How the HEC Executive MBA Helped a Rocket Scientist’s Career Blast Off

Reaching for the stars is all in a day’s work for Italian rocket scientist Donatella Ponziani, but it took a rocket-fuel injection in the form of an Executive MBA from HEC Paris to launch her career into the stratosphere.

When the gargantuan Ariane 5 rocket last blasted majestically into space from the European Space Agency’s (ESA) launchpad in French Guyana, Donatella Ponziani’s fingerprints were all over it.

Not in the literal sense, of course; when not in the control room in Kourou, she was monitoring the launch from her desk in the nondescript Parisian building that serves as the headquarters of the ESA. The Italian transplant spent nearly 8 years as the System and Flight Data Project Engineer for the Ariane 5 Program; more recently, she  guided the development of a solid rocket motor for Europe’s future space launch and delivery vehicles as Lead System Engineer.

For many, having the fruits of one’s labors blasting off so conspicuously into low orbit would quite rightly qualify as the pinnacle of one’s career.
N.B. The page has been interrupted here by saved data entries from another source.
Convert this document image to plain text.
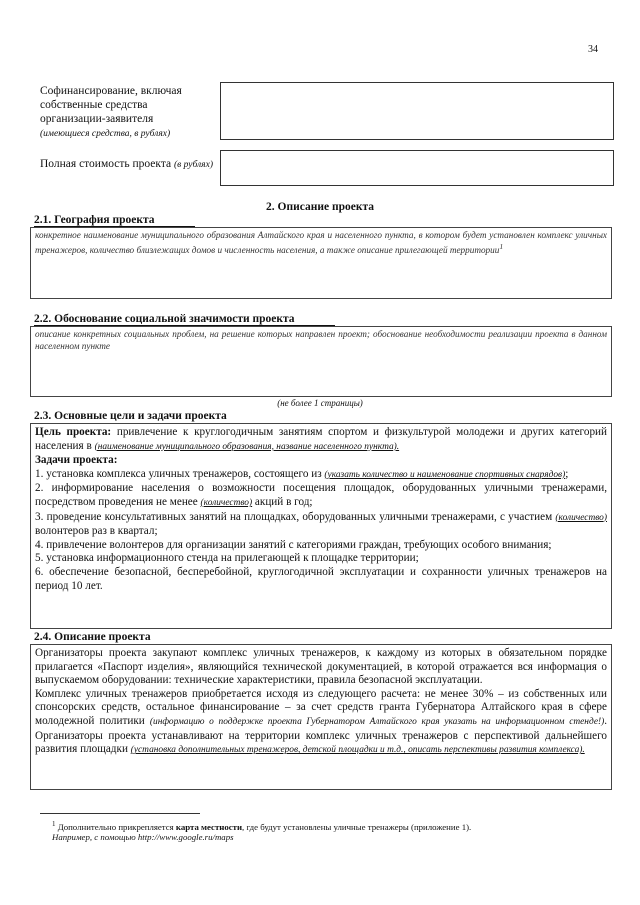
34
Софинансирование, включая собственные средства организации-заявителя
(имеющиеся средства, в рублях)
Полная стоимость проекта (в рублях)
2. Описание проекта
2.1. География проекта
конкретное наименование муниципального образования Алтайского края и населенного пункта, в котором будет установлен комплекс уличных тренажеров, количество близлежащих домов и численность населения, а также описание прилегающей территории$^1$
2.2. Обоснование социальной значимости проекта
описание конкретных социальных проблем, на решение которых направлен проект; обоснование необходимости реализации проекта в данном населенном пункте
(не более 1 страницы)
2.3. Основные цели и задачи проекта

Цель проекта: привлечение к круглогодичным занятиям спортом и физкультурой молодежи и других категорий населения в (наименование муниципального образования, название населенного пункта).

Задачи проекта:

1. установка комплекса уличных тренажеров, состоящего из (указать количество и наименование спортивных снарядов);

2. информирование населения о возможности посещения площадок, оборудованных уличными тренажерами, посредством проведения не менее (количество) акций в год;

3. проведение консультативных занятий на площадках, оборудованных уличными тренажерами, с участием (количество) волонтеров раз в квартал;

4. привлечение волонтеров для организации занятий с категориями граждан, требующих особого внимания;

5. установка информационного стенда на прилегающей к площадке территории;

6. обеспечение безопасной, бесперебойной, круглогодичной эксплуатации и сохранности уличных тренажеров на период 10 лет.

2.4. Описание проекта

Организаторы проекта закупают комплекс уличных тренажеров, к каждому из которых в обязательном порядке прилагается «Паспорт изделия», являющийся технической документацией, в которой отражается вся информация о выпускаемом оборудовании: технические характеристики, правила безопасной эксплуатации.

Комплекс уличных тренажеров приобретается исходя из следующего расчета: не менее 30% – из собственных или спонсорских средств, остальное финансирование – за счет средств гранта Губернатора Алтайского края в сфере молодежной политики (информацию о поддержке проекта Губернатором Алтайского края указать на информационном стенде!). Организаторы проекта устанавливают на территории комплекс уличных тренажеров с перспективой дальнейшего развития площадки (установка дополнительных тренажеров, детской площадки и т.д., описать перспективы развития комплекса).

$^1$ Дополнительно прикрепляется карта местности, где будут установлены уличные тренажеры (приложение 1).
Например, с помощью http://www.google.ru/maps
Not so for Donatella. Fittingly, the arc of her subsequent career trajectory likely changed the moment she took over at what would otherwise be a dream job for any rocket scientist.

“I started managing projects in the launcher field,” she recalls of her 2007 switch to a project-management role at the ESA. “It was the first time outside of a purely technical field for me and I ended up working in many roles. For the first time in my career, I was curious to move to other things.”

ESA to EMBA

Despite wading into challenging professional waters for the first time in her life, you wouldn’t have bet against Donatella to, well, blast off. Her natural curiosity, which served her so well during her prodigious academic journey (she has a bachelor’s degree in Mathematics, two master’s degrees in Applied Mathematics and a doctorate in Mechanical Engineering) would again play a key role in her decision to pursue an EMBA at HEC Paris.

Dr. Ponziani's capstone project served as inspiration for real organizational change at the European Space Agency.

A chance discussion with the father of one of her daughter’s friends served to solidify her interest in the program.

“He is a professor at HEC,” she says. “He also experienced a fundamental switch in his career after doing an MBA. I shared my career experience, what was blocking me, and so did he, and he explained what the MBA helped him to change.”

He helped solidify the appeal of HEC for Donatella, which she would go on to experience in person some time afterward.

“The HEC Paris EMBA looked like a natural choice for who I was at the time and the level of experience I had. I did not do my EMBA at young age, but it impressed me that everyone else was in a similar position.”

Of course, rubbing shoulders with the highly accomplished was hardly new for Donatella. As she would discover during her EMBA, however, it’s not only being accomplished that separates you from the pack; it’s also understanding how to get the best out of everyone around you.

“The real game-changer of the program is the attitude you gain with respect to the external world. I’ve worked with a lot of highly qualified people who think they are doing many beautiful things – and they are. But I learned to change the way I considered people’s opinions from outside my professional domain, and I learned how to adapt to them.”

Donatella parlayed those lessons learned into a wildly successful capstone project. The crowning achievement of any EMBA at HEC Paris, the capstone project injects added value by applying the lessons learned in the classroom and in the field to real-world company scenarios. Her project, a model for an ambitious institutional reshuffle to help streamline the ESA for a more investment-friendly future, was such an impressive achievement that it won the EMBA Prize for Best Capstone Project.

Heartened, “that’s when I started daring,” she chuckles, ever the proud HEC alumna. “I went to see the Director General of the ESA, who I didn’t know before, and I presented my work.”

As it happens, he had been mulling a large-scale revamp anyway. She got the green light to the tune of carte blanche from the higher-ups.

“That was huge,” she says.

“The real game-changer of the program is the attitude you gain with respect to the external world."

Echoing her time in the EMBA program in which she was surrounded by, in her words, “non-space people,” she has modeled the team responsible for executing her vision for a quicker, more dynamic ESA after that truly transversal learning environment. “I built the team entirely from outside the space sector. Because the ESA is such a large organization, it is difficult for smaller entities like startups to deal with the huge bureaucracy. Hopefully when I am done, we will be able to go faster, to become more agile, and be easier to interact with.”

Now, nearly two years into her role as Downstream Gateway Officer, she’s putting the lessons learned at HEC to the test every day.

“I loved it,” she reflects of her time as an Executive MBA student at HEC. “But if you go for an experience like the EMBA, you have to make the most of it. I devoted a year and a half to myself, to inspire myself, and to feed my curiosity. I think you have to be ready to do that in order to succeed at the EMBA.”